The models to download are:
- [ProPainter.pth](https://github.com/sczhou/ProPainter/releases/download/v0.1.0/ProPainter.pth)
- [raft-things.pth](https://github.com/sczhou/ProPainter/releases/download/v0.1.0/raft-things.pth)
- [recurrent_flow_completion.pth](https://github.com/sczhou/ProPainter/releases/download/v0.1.0/recurrent_flow_completion.pth)
The _model files_ have to be copied in the **weights** directory usually located in:
.\Lib\site-packages\vspropainter\weights
## Usage
```python
# adjusting color space to RGB24 (full range) for vsProPainter
clip = core.resize.Bicubic(clip=clip, format=vs.RGB24, matrix_in_s="709", range_s="full")
from vspropainter import propainter
# ProPainter using a mask image
clip = propainter(clip, img_mask_path="sample.png")
# ProPainter using a clip mask
clipMask = core.lsmas.LWLibavSource(source="sample_mask.mp4", format="RGB24", cache=0)
clip = propainter(clip, clip_mask=clipMask)
# ProPainter using a mask image region
clip = propainter(clip, img_mask_path="sample.png", mask_region=(460,280,68,28))
# ProPainter using outpainting
w = clip.width + 8
h = clip.high + 32
clip = propainter(clip, model = 1, length=50, mask_dilation=0, outpaint_size=(w, h))
```
See `__init__.py` for the description of the parameters.
## Memory optimization and inference speed-up
Video inpainting typically requires a significant amount of GPU memory. The filter offers various features that facilitate memory-efficient inference, effectively avoiding the _out of memory_ error. You can use the following options to reduce memory usage further:
- Reduce the number of local neighbors through decreasing the parameter *neighbor_length* (default 10).
- Reduce the number of global references by increasing the parameter *ref_stride* (default 10).
- Set the parameter *enable_fp16* to **True** to use fp16 (half precision) during inference.
- Reduce the sequence's length of frames that the model processes, decreasing the parameter *length* (default 100).

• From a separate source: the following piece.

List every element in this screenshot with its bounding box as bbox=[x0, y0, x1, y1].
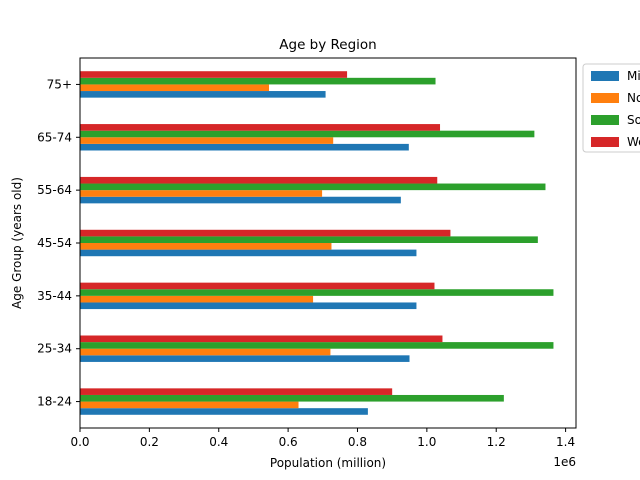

- Set a smaller mask region via the parameter *mask_region*. The mask region can be specified using a _tuple_ with the following format: (width, height, left, top). The reduction of the mask region will allow to speed up significantly the inference, expecially on HD movies, but the region must be big enough to allow the inference. In the case of bad output it will be necessary to increase its size.
- Disable scene detection by setting *sc_threshold=0* (default 0.1).
With the only exception of parameter *length* the options to reduce the memory usage will allow also to speed up the inference's speed.
In the case the mask will not be able to totally remove the masked object it is possible to increase the parameter *mask_dilation* to extend the mask's size (default 8).